Recordaba que Takk había dicho que era un miembro de admisión especial en la División de Dragones Adultos y que ya había completado muchas misiones. Sin embargo, Noa era todavía una novata que solo había completado unas pocas, y aun así su puntuación se le estaba acercando peligrosamente.
Noa no era una chica ingenua que no entendiera las cosas. Podía ver claramente que Takk tenía una envidia y una ambición desmedidas, rayando en la arrogancia. Y encima, durante la misión de rescate del equipo de Yuna, había acabado teniendo un pequeño conflicto con él sin pretenderlo…
—Ojalá no pase lo que más me preocupaba cuando llegué aquí.
Noa suspiró para sus adentros.
Ella había venido a la División de Dragones Adultos para curtirse, no para enredarse con alguien de ese tipo ni para convertirse en el blanco de sus habladurías.
Sacudió la cabeza para ahuyentar esos pensamientos y volvió a preguntar:
—Bueno, ¿y para qué me has traído a ver esto exactamente?
—Dijiste que los días te parecen aburridos, ¿no? Pues entonces esfuérzate por subir en el ranking~
Noa la miró desconcertada:
—¿Qué tiene que ver el aburrimiento con subir en el ranking?
—Pues tiene mucho que ver —explicó Helena—. Cuanto mayor sea tu puntuación de misiones, mayor será también la dificultad de las misiones que puedes aceptar.
»Como de momento todas acabamos de incorporarnos a la División, salvo por el imprevisto del primer día con la senpai Yuna, nuestra puntuación solo nos permite aceptar esas misiones de poca monta del día a día. Por eso te aburres.
»Así que si quieres desafíos mayores, primero tienes que acumular suficientes puntos.
»Y la única forma de conseguirlos es aceptar misiones sin parar, incluyendo esas que te parecen sin sentido.
»¿Lo entiendes, Noa?
Noa lo asimiló de golpe:
—Ah, ya veo… No tenía ni idea.
—Porque llevabas dos días entretenida quejándote de lo aburrida que es tu vida.
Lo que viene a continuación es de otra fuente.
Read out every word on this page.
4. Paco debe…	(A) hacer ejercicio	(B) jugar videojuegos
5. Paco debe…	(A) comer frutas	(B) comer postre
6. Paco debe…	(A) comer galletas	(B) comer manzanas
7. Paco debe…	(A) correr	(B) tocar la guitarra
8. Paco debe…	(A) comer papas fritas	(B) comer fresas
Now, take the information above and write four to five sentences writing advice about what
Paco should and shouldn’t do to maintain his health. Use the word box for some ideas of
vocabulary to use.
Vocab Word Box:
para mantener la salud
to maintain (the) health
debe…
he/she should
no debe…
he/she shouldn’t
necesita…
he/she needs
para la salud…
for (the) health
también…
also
Helena lo dijo sin rodeos.
Noa se rascó la cabeza con una sonrisa avergonzada:
—Je je~
—Pues ya lo sabes.
Helena concluyó:
—¿A que ahora esas misiones pequeñas tampoco te parecen tan inútiles?
Noa asintió con energía:
—Para nada.
—¡Bien~!
Una vez que Noa comprendió cómo funcionaba el sistema de misiones de la División de Dragones Adultos, soltó un suspiro de alivio.
Al menos eso significaba que todo ese tiempo haciendo misiones pequeñas no había sido un desperdicio.
Con ese pensamiento en mente, la campeona de la perseverancia recobró sus ganas de superarse con plena confianza.
Y acto seguido arrastró a su mejor amiga a regar las flores que cultivaba el jefe del departamento académico.
Se decía que era una misión de nada menos que 3 puntos.
Bien. Con solo regar doscientas veces más podría aceptar misiones del siguiente nivel.
Notas del traductor:
- Xiaoguang (小光): tercera hija de Leon, mencionada anteriormente. Desarrolló un sistema propio de magia de regresión de recuerdos.
- Metis (墨提斯): la Diosa de la Sabiduría, última divinidad primordial aún no localizada. Su nombre proviene de la mitología griega.
- Salón de los Héroes (英灵殿): lugar donde se reúnen los espíritus de las divinidades caídas. Equivalente al Valhalla nórdico o el Elíseo griego dentro de este universo.
- Núcleos de cristal elemental (五灵晶核): objetos de poder relacionados con las cinco energías elementales, vinculados a la divinidad de Zeus en esta historia.
- «Ejecución pública» (公开处刑): expresión coloquial china de uso frecuente en contextos de internet y novelas ligeras para describir una humillación expuesta ante todos.